Reputation: 3199
I created a VPC with private and public subnets on AWS. After trying quite a few times, the only way I could SSH onto the private machine was via a node on the public subnet (and using ssh -A). Now, my doubt is: is there no other way of ssh-ing onto the private node? Isn't it public to the creators of the node?
I am unable to wrap my head around why even the people who created that node in the private subnet cannot log into it (unless, I can and I don't know yet)?
And if it's true that the only way to ssh into it is via the bastion node, then, how do I RDP onto a Windows machine on the private subnet? Is the only way to do it is have a windows machine on the public subnet and use that to RDP onto the private one?
Thanks!
Upvotes: 0
Views: 721
Reputation: 36073
The purpose of a private subnet is to protect it from the outside world. But the cost of this protection is the restrictions required.
In order to access a node/instance on a private subnet, you must go through a node/instance on a public subnet. There's no way around that. Otherwise, it's not private, and hence, not protected.

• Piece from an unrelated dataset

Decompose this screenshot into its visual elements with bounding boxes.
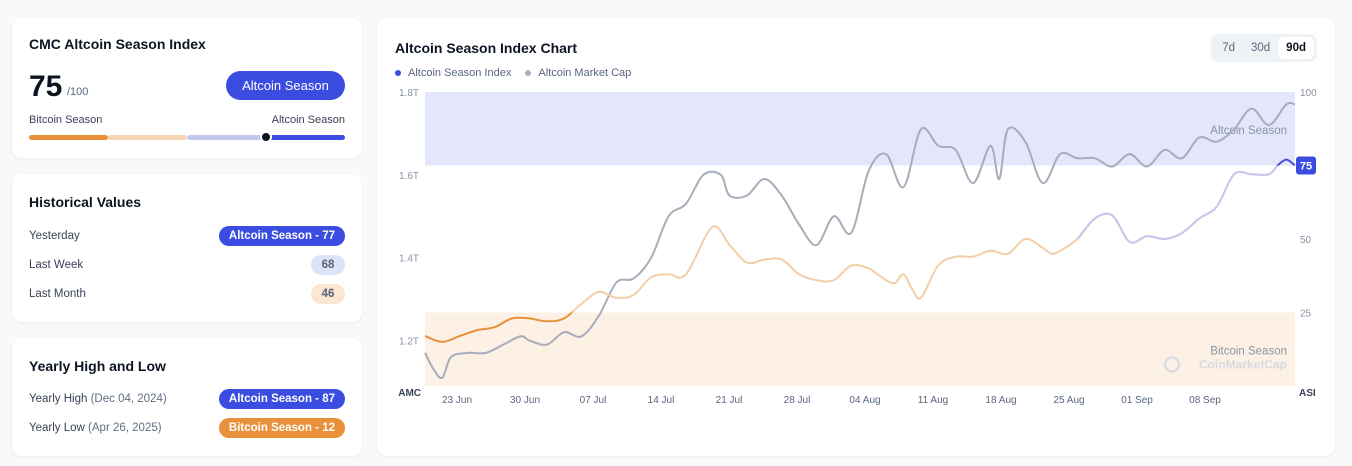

To RDP to a Windows instance in a private subnet, you do not need a Windows instance in a public subnet. In fact, it may be easier to use a Linux instance in a public subnet:
For example, if your Windows instance has IP 10.0.0.4, then you can create an SSH tunnel that will tunnel localhost:13389 to 10.0.0.4:3389. Then, when you RDP to "localhost:13389", your SSH client will forward that connection to the bastion, which will in turn forward it to your Windows instance.